Takashi looked affronted, but Brosnan silenced him. “Now is not the time for this discussion, I think,” he said, taking my diary. “We’ll escort you to Mr. Watanabe, then we’ll return back to our headquarters. We’ll contact you near the end of your vacation.” He got up. “Come along,” he said, motioning for us to follow.

As we had been talking, for some reason I thought I had been faking anger. When Brosnan decided to talk to me like I was a fucking child, I realized I hadn’t been faking being angry. Both John and I stood up. “We’d better,” I said.

We were led by a cop down to a lobby on the first floor. There, reading an old issue of Forbes magazine was Ken Watanabe. Looking at him, I remembered how Takashi had described him as being “Japanese as a cowboy hat.” It definitely fit him. He wore a casual business suit, bolo tie, large cow skull belt buckle and reptile-skin cowboy boots and his hair was slicked back.

“Mr. Watanabe?” Brosnan asked. “We’ve found your charges.”

Mr. Watanabe looked up, a look of relief on his face. “Oh thank God,” he said, an obvious twang in his voice. “First, when my team gets here, we find out that there were more clients than expected. Then, the cops here give me the run-around. Also, my batteries in my iPad died, so when they make me wait, I’m bored out of my skull.” He turned to look at John and me pleadingly. “Please,” he begged, “sue these assholes. I’ll do this pro bono.” A few of the cops in the room both burst into coughing fits that sounded suspiciously like laughing.

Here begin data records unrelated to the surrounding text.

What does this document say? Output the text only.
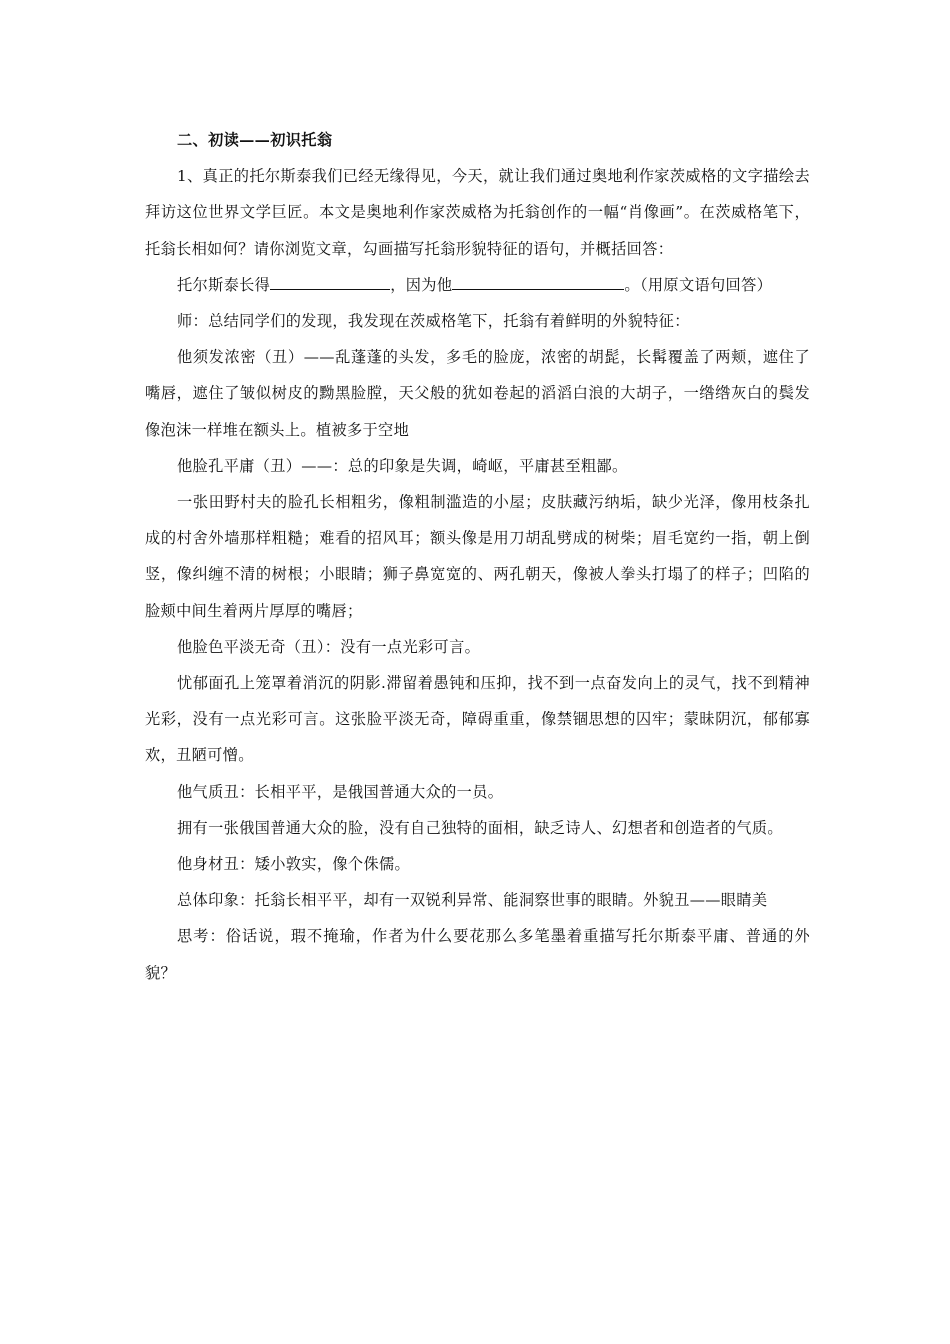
二、初读——初识托翁

1、真正的托尔斯泰我们已经无缘得见，今天，就让我们通过奥地利作家茨威格的文字描绘去拜访这位世界文学巨匠。本文是奥地利作家茨威格为托翁创作的一幅“肖像画”。在茨威格笔下，托翁长相如何？请你浏览文章，勾画描写托翁形貌特征的语句，并概括回答：

托尔斯泰长得	，因为他	。（用原文语句回答）

师：总结同学们的发现，我发现在茨威格笔下，托翁有着鲜明的外貌特征：

他须发浓密（丑）——乱蓬蓬的头发，多毛的脸庞，浓密的胡髭，长髯覆盖了两颊，遮住了嘴唇，遮住了皱似树皮的黝黑脸膛，天父般的犹如卷起的滔滔白浪的大胡子，一绺绺灰白的鬓发像泡沫一样堆在额头上。植被多于空地

他脸孔平庸（丑）——：总的印象是失调，崎岖，平庸甚至粗鄙。

一张田野村夫的脸孔长相粗劣，像粗制滥造的小屋；皮肤藏污纳垢，缺少光泽，像用枝条扎成的村舍外墙那样粗糙；难看的招风耳；额头像是用刀胡乱劈成的树柴；眉毛宽约一指，朝上倒竖，像纠缠不清的树根；小眼睛；狮子鼻宽宽的、两孔朝天，像被人拳头打塌了的样子；凹陷的脸颊中间生着两片厚厚的嘴唇；

他脸色平淡无奇（丑）：没有一点光彩可言。

忧郁面孔上笼罩着消沉的阴影.滞留着愚钝和压抑，找不到一点奋发向上的灵气，找不到精神光彩，没有一点光彩可言。这张脸平淡无奇，障碍重重，像禁锢思想的囚牢；蒙昧阴沉，郁郁寡欢，丑陋可憎。

他气质丑：长相平平，是俄国普通大众的一员。

拥有一张俄国普通大众的脸，没有自己独特的面相，缺乏诗人、幻想者和创造者的气质。

他身材丑：矮小敦实，像个侏儒。

总体印象：托翁长相平平，却有一双锐利异常、能洞察世事的眼睛。外貌丑——眼睛美

思考：俗话说，瑕不掩瑜，作者为什么要花那么多笔墨着重描写托尔斯泰平庸、普通的外貌？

“I’m sorry,” I said, sitting down opposite Mr. Watanabe, “but we’ve had enough of the justice system for the time being.”

“God yes,” John said, flopping into a chair next to mine. “At this point, I just want to go home, flop on my couch, and watch stupid movies.”

“Listen,” I said, “we kind of want to get home. Can we talk about this later?”

Mr. Watanabe sighed. “Sure. Y’all can call your folks. I gotta see about getting my other clients out of jail.” He made to get up, then asked, “So, were those guys… business partners of some sort?”

“Of a sort,” I said.

“Maybe not for much longer,” John said. “They kind of screwed us over.” I looked over at him. He seemed just as pissed off at the situation as I was. Good. I needed an ally who didn’t have some kind of world-changing end game.

I took out my phone and scrolled to the contacts until I found my home number. I pressed the call button and waited as the phone rang. After two rings, Dad answered. “Nate?” he asked, “Is that you?” I could hear the hope in his voice.

“Yeah Dad,” I said, suddenly choking up, “it’s been a while, hasn’t it?”